Anmeldungsdatum: 24.07.2002
Beiträge: 1680
Wohnort oder Region: Pullach i. Isartal

Beitrag Verfasst am: 05.08.2005 15:40 Antworten mit Zitat

Wir waren vor kurzem dort zur Besichtigung. Die HAWK-Stellung ist zwar als aktive Stellung 1995 (jedenfalls so um diese Zeit) aufgegeben worden. Sie ist aber immer noch als Militärischer Sicherheitsbereich gekennzeichnet. Ich vermute, dass sie bis dato noch ggf. als Ausbildungsstellung erhalten war.
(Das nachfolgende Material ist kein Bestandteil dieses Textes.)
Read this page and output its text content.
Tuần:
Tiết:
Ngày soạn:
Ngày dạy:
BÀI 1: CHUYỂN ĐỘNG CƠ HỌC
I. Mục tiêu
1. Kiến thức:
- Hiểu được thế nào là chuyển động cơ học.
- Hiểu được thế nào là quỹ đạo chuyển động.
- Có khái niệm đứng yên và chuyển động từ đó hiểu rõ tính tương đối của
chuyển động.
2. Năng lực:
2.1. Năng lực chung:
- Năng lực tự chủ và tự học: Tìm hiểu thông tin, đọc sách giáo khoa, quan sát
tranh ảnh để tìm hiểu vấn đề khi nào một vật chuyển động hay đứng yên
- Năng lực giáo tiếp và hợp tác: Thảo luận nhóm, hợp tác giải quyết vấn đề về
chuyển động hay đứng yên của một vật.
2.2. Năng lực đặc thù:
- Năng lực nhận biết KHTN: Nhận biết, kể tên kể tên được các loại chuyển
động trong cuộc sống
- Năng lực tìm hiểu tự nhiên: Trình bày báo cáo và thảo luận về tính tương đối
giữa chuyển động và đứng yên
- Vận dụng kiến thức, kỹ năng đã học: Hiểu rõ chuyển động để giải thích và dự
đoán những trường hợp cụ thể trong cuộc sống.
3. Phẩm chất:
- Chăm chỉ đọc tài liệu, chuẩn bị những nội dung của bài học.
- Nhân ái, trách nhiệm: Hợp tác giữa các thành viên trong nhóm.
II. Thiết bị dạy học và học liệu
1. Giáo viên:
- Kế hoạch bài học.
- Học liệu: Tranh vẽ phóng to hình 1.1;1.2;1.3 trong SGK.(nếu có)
Denn an den anderen aufgegebenen Anlagen, insbesondere der Bunker Fridolin, sind diese Kennzeichnungen nicht mehr vorhanden. Fast das ganze Gelände, welches auf dem Luftbild zu sehen ist, ist aber noch Militärischer Schutzbereich, also fotografieren und filmen verboten, wegen der noch vorhandenen aktiven Radarführungsanlagen.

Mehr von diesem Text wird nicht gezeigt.